Hohe Zustimmungsraten

Umfragen wiederum ergeben derzeit in ganz Europa hohe Zustimmung für derlei migrationspolitischen Protektionismus. Etwa in Großbritannien, wo die United Kingdom Independance Part (Ukip) gegen mit Anti-EU-Parolen mobilisiert. Laut einer kürzlich durchgeführten BBC-Umfrage wünschen sich dort 56 Prozent "deutlich weniger" Zuwanderer: Ein Beispiel von vielen, welches zeigt, dass die Vorstellung weit verbreitet ist, der Anteil am Kuchen wäre ohne Einwanderer für jeden größer und die Zustände insgesamt wären besser.

Doch was würde wirklich passieren, würde man die nationalen Grenzen ab sofort dicht machen? Wie würde sich die Gesellschaft in den Jahren und Jahrzehnten danach verändern? Für Österreich hat sich die Medien-Servicestelle Neue Österreicher (MSNÖ), eine von Arbeiterkammer (AK), Industriellenvereinigung (IV) und der PR-Agentur The Skills Group initiierte Service-Einrichtung für Journalisten, dieser Fragen angenommen.

"Daten und Fakten"

Anlässlich des Gesellschaftsklimatags vergangenen Freitag, den 25. April, hat die MSNÖ "Daten und Fakten" über „Österreich ohne Zuwanderung" veröffentlicht. Als Grundlage dienten dabei offizielle Statistiken, Erhebungen und Prognosen. Die Antwort, zusammengefasst: Österreich wäre mit zunehmender Entvölkerung konfrontiert.

Würde heute ein Einwanderungsstopp dekretiert, würde sich die Einwohnerzahl von derzeit rund 8,4 Millionen bis 2060 auf 7,1 Millionen und bis 2075 auf 6,2 Millionen Menschen verringern. Dabei gäbe es immer mehr Alte und immer weniger Junge: 2075 doppelt so viele Über-75-Jahrige als Unter-14-Jährige. In vielen Berufen würde der heute schon beklagte Fachkräftemangel zu einem existenzgefährdenden Problem: nicht zuletzt im Gesundheits- und Pflegebereich, obwohl angesichts einer solchen demographischen Realität der Bedarf dort dann besonders hoch wäre.

Dumme Strategie

Ein Einwanderungsstopp wäre also vor allem eines: dumm, das zeigt sich schon an diesen wenigen Beispielen. Er käme gesellschaftlicher Selbstschädigung gleich, in Österreich ebenso wie in anderen EU-Staaten - so sehr auch das Grenzen-Zumachen in Zeiten von steigender Arbeitslosigkeit und Bankenkrisen im EU-Wahlkampf von rechts und rechtsaußen als gute Idee verkauft wird.
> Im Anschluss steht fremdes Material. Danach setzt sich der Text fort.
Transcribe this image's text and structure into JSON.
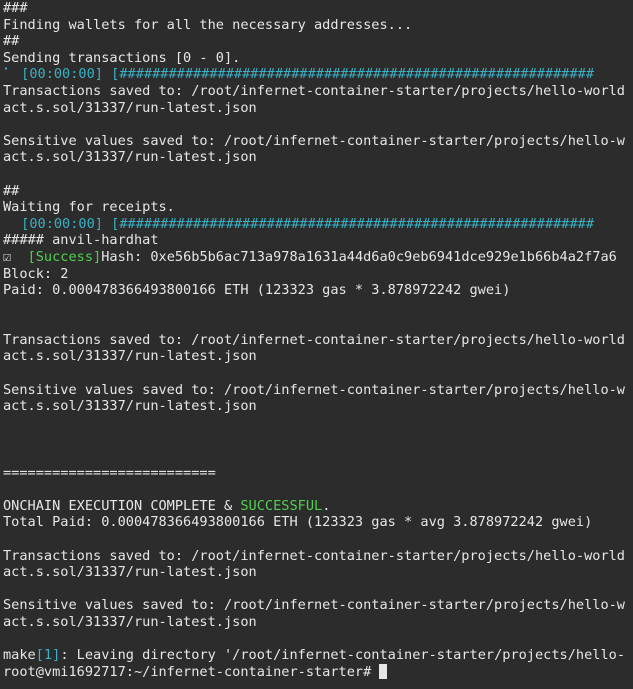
{
  "terminal": {
    "l01": "###",
    "l02": "Finding wallets for all the necessary addresses...",
    "l03": "##",
    "l04": "Sending transactions [0 - 0].",
    "progress1_prefix": "⠁ ",
    "progress1_time": "[00:00:00]",
    "progress1_bar": " [##########################################################",
    "l06": "Transactions saved to: /root/infernet-container-starter/projects/hello-world",
    "l07": "act.s.sol/31337/run-latest.json",
    "l09": "Sensitive values saved to: /root/infernet-container-starter/projects/hello-w",
    "l10": "act.s.sol/31337/run-latest.json",
    "l12": "##",
    "l13": "Waiting for receipts.",
    "progress2_prefix": "⠀ ",
    "progress2_time": "[00:00:00]",
    "progress2_bar": " [##########################################################",
    "l15": "##### anvil-hardhat",
    "check": "☑  ",
    "success_label": "[Success]",
    "hash": "Hash: 0xe56b5b6ac713a978a1631a44d6a0c9eb6941dce929e1b66b4a2f7a6",
    "l17": "Block: 2",
    "l18": "Paid: 0.000478366493800166 ETH (123323 gas * 3.878972242 gwei)",
    "l21": "Transactions saved to: /root/infernet-container-starter/projects/hello-world",
    "l22": "act.s.sol/31337/run-latest.json",
    "l24": "Sensitive values saved to: /root/infernet-container-starter/projects/hello-w",
    "l25": "act.s.sol/31337/run-latest.json",
    "l29": "==========================",
    "l31_pre": "ONCHAIN EXECUTION COMPLETE & ",
    "l31_success": "SUCCESSFUL",
    "l31_post": ".",
    "l32": "Total Paid: 0.000478366493800166 ETH (123323 gas * avg 3.878972242 gwei)",
    "l34": "Transactions saved to: /root/infernet-container-starter/projects/hello-world",
    "l35": "act.s.sol/31337/run-latest.json",
    "l37": "Sensitive values saved to: /root/infernet-container-starter/projects/hello-w",
    "l38": "act.s.sol/31337/run-latest.json",
    "make_pre": "make",
    "make_num": "[1]",
    "make_post": ": Leaving directory '/root/infernet-container-starter/projects/hello-",
    "prompt": "root@vmi1692717:~/infernet-container-starter# "
  },
  "colors": {
    "background": "#2c2c2c",
    "text": "#e6e6e6",
    "accent_cyan": "#3ab0c4",
    "success_green": "#4fd14f"
  }
}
Besonders fasslich wird das am Beispiel des österreichischen Fußballs, der ohne Einwanderer und deren Kinder schon heute äußerst traurig aussähe. Denn hätte sich die FPÖ mit ihrer Einwanderungsstopp-Forderung in den 1990er-Jahren durchgesetzt, es wäre fraglich, ob die im Ausland geborenen Kicker György Garics, Zlatko Junuzovic und Martin Harnik heute Spieler in der Nationalmannschaft wären.

Detto Ramazan Özcan, Veli Kavlak, Aleksandar Dragovic, Marko Arnautovic, Christoph Leitgeb und David Alaba, die allesamt Sprösslinge von Einwanderern sind: Ihre ausländischen Eltern hätten schlicht nicht einreisen dürfen. Zwar hätte sich damit ein Alaba erspart, von einem Ex-FPÖ-EU-Spitzenkandidaten Andreas Mölzer als "N..." verunglimpft zu werden. Doch das wäre dann auch schon der einzige Vorteil. (Irene Brickner, derStandard.at, 27.4.2014)

Share if you care.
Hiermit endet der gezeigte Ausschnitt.